Pesan Kedamaian


Bila Rasaku Ini Rasamu – Kerispatih

Aku memang terlanjur mencintaimu
Dan tak kan pernah ku sesali itu
Seluruh jiwa telah kuserahkan
Mengenang janji setiaku

Ku mohon jangan jadikan semua ini
Alasan kau menyakitiku
Meskipun cintamu tak hanya untukku
Tapi cobalah sejenak mengerti

Bila rasaku ini rasamu
Sanggupkah engkau menahan sakitnya terhianati cinta yang kau jaga
Coba bayangkan kembali betapa hancurnya hati ini kasih
Semua telah terjadi

***

Tidak seperti biasanya, memang. Lagu pengiring yang pertama kali mengalun dari VLC media player bukanlah ‘Selamat Berjuang – Brother’, yang syahdu itu. Namun, saat ini ia berganti menjadi Kerispatih. Entah mengapa? Tiba-tiba jemariku bergerak untuk menyetelnya lebih awal. Setelah itu, baru kembali pada Brother.

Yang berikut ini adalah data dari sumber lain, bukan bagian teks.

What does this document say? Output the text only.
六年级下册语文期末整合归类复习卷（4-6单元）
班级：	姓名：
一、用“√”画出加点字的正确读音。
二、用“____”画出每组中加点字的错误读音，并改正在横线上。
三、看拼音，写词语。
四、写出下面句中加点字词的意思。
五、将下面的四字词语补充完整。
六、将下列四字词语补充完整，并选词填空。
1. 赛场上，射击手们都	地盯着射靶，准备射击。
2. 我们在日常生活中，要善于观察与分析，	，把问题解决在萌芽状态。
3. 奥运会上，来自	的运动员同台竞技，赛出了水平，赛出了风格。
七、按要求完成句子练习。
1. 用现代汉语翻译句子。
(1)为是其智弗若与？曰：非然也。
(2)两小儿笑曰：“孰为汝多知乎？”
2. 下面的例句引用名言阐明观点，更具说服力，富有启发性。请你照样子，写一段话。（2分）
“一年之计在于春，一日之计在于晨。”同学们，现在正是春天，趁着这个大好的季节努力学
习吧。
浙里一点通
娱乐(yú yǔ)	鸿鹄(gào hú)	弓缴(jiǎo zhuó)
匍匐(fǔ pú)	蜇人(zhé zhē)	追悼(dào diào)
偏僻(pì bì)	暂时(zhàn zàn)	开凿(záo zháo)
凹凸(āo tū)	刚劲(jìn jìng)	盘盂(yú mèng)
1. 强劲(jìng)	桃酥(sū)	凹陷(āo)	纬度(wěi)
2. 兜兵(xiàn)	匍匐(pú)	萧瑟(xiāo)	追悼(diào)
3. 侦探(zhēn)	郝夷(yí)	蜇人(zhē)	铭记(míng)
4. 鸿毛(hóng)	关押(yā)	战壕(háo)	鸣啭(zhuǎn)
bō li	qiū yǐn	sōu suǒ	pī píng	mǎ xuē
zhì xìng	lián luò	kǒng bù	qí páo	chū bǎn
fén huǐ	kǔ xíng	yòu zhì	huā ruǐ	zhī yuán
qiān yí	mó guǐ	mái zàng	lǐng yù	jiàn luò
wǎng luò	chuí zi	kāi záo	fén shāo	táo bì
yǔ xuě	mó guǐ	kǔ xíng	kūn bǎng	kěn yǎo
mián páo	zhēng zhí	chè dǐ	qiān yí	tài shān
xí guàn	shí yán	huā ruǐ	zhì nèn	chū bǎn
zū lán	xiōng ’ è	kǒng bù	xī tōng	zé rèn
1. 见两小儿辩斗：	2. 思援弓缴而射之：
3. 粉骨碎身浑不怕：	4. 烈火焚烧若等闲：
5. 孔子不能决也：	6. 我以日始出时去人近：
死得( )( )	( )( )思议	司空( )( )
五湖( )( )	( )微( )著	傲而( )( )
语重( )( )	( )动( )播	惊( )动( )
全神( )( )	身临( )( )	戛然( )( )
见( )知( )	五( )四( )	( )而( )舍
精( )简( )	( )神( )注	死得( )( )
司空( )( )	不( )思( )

Senin pagiii…😀 Alhamdulillahirabbil’aalamiin. Aura hari ini berbeda dengan beberapa hari sebelumnya. Hari kemarin telah berlalu, saat ini adalah hari baru. Bersama semangat baru tentunya, mari kita memulai perjuangan lagi. Masa masih menyediakan kesempatan untuk kita agar mau melangkah lagi. Sedangkan mentari pagi belum bersinar. Buktinya, masih kelam di sini, teman. Ketika paragraf yang ke – dua pada catatan yang berada pada judul ‘tiga ratus delapan puluh delapan’ ini tercipta, memang belum ada kemilau sinar mentari di sekitar. Begitu pula dengan bunyi-bunyian suara burung pipit yang mampu menjadi jalan untuk menghangatkan suasana. Begitu dingin di sini. Brrrrrrr… Ditambah lagi dengan guyuran hujan yang tiada hentinya semenjak kemarin siang, hingga malam menjelang. Kini, sisa-sisa hujan masih ada. Apabila kita menyediakan beberapa menit waktu untuk menginjak tanah,  maka masih ada tetesan embun yang akan membekas pada telapak kaki ini. Namun, untuk saat ini, aktivitas ini belum saya lakukan. Karena kondisi alam masih gelap. Sunyi, sepi, ini yang sedang terjadi di luar sana. Sedangkan di sekitarku kini, sedang mengalun suara indahnya Brother – Lagu Kedamaian. Setelah senandung usai, VLC media player, saya matikan.

Cling… hening.

Kedamaian adalah suatu kondisi yang terjadi, ketika hanya ada damai yang mengelilingi. Hehee… intinya, kedamaian ada kalau suasana begitu tenang, tenteram, dan tanpa adanya gangguan dari arah manapun. Kedamaian, adalah suatu kondisi yang sangat menyenangkan. Bersama kedamaian, kita dapat melakukan berbagai upaya untuk menemukan kebahagiaan. Apakah wilayah tempat beradamu saat ini dalam kedamaian, teman?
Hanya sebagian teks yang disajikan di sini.